Plus tard, elle abandonne le voile, devenu pour elle une contrainte physique : “Je me sentais enfermée, je ne sentais plus le soleil, le vent. J’ai préféré l’enlever pour ne pas égratigner ma foi, la garder intacte.” C’est peu après qu’elle songe à refaire du cinéma : “J’ai commencé à me voir en rêve dans des rôles sublimes, genre Scarlett O’Hara.” Ces six années d’absence, dit-elle, c’était le temps nécessaire pour que le désir de jouer lui appartienne vraiment.
L’actrice qu’on redécouvre aujourd’hui a changé physiquement : elle a perdu du poids, son visage est plus allongé.

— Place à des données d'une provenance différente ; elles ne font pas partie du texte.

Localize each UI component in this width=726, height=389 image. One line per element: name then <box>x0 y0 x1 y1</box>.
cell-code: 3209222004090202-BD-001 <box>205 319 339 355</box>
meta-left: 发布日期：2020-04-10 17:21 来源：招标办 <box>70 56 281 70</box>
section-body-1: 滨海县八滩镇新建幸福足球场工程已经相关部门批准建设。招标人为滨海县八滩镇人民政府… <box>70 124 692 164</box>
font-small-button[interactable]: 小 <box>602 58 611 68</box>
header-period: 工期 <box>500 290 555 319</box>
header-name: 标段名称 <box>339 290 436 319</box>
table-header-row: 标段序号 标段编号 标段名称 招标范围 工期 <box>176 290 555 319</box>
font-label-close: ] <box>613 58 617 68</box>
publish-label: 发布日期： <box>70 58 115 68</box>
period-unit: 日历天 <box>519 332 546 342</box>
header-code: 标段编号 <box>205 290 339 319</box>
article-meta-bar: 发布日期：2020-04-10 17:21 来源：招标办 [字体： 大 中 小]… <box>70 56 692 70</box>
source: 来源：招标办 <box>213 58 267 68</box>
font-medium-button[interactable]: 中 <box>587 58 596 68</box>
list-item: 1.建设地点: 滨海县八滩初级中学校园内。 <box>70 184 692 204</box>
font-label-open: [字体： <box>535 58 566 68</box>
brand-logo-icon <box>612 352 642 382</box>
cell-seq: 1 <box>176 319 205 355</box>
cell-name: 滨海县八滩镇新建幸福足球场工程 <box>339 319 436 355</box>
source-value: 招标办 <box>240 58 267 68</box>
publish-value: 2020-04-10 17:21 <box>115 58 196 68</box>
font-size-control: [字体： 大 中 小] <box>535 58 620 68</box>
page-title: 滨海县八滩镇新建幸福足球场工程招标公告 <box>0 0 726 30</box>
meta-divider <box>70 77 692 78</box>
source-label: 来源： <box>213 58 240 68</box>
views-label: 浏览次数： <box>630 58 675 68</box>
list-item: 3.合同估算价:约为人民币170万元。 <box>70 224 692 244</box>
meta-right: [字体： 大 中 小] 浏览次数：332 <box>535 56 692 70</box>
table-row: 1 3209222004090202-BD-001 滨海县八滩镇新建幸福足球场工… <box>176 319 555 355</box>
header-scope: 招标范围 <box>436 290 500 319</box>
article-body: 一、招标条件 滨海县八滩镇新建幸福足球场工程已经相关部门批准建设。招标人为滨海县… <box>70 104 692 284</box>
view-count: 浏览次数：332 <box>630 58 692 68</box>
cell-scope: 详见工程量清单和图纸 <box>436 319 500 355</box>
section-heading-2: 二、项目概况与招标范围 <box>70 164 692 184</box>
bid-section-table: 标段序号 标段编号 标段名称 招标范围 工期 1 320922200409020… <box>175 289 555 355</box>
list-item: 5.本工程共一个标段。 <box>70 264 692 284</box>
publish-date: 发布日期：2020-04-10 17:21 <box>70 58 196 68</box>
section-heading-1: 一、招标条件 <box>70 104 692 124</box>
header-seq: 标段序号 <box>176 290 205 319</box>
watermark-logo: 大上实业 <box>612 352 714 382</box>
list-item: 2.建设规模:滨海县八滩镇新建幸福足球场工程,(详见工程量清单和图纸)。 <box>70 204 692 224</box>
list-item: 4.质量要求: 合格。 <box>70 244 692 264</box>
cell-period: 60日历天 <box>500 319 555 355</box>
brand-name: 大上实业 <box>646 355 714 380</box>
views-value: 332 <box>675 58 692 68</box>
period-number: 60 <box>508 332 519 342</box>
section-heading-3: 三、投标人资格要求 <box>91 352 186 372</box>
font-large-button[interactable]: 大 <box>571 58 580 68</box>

La garçonne plutôt vacharde affublée d’une salopette en jean qu’elle incarne dans Un chat un chat est à mille années-lumière de la créature languide de L’Ennui. Pour Sophie Fillières, “c’est une comédienne qui est encore vierge de dialogues. Ce n’est plus seulement un corps qu’on veut voir, mais qu’on a envie de faire parler”.
En disparaissant aussi subitement qu’elle est apparue, en nous surprenant par son retour six ans après, l’actrice aurait donc déjoué une fatalité : celle de l’acteur soumis à l’arbitraire désir du cinéma pour ses corps. Le sien s’est volatilisé avant que le monde du cinéma n’ait le temps de l’épuiser, et a choisi, après d’étonnants détours, d’attribuer à lui-même le pouvoir de se réinventer.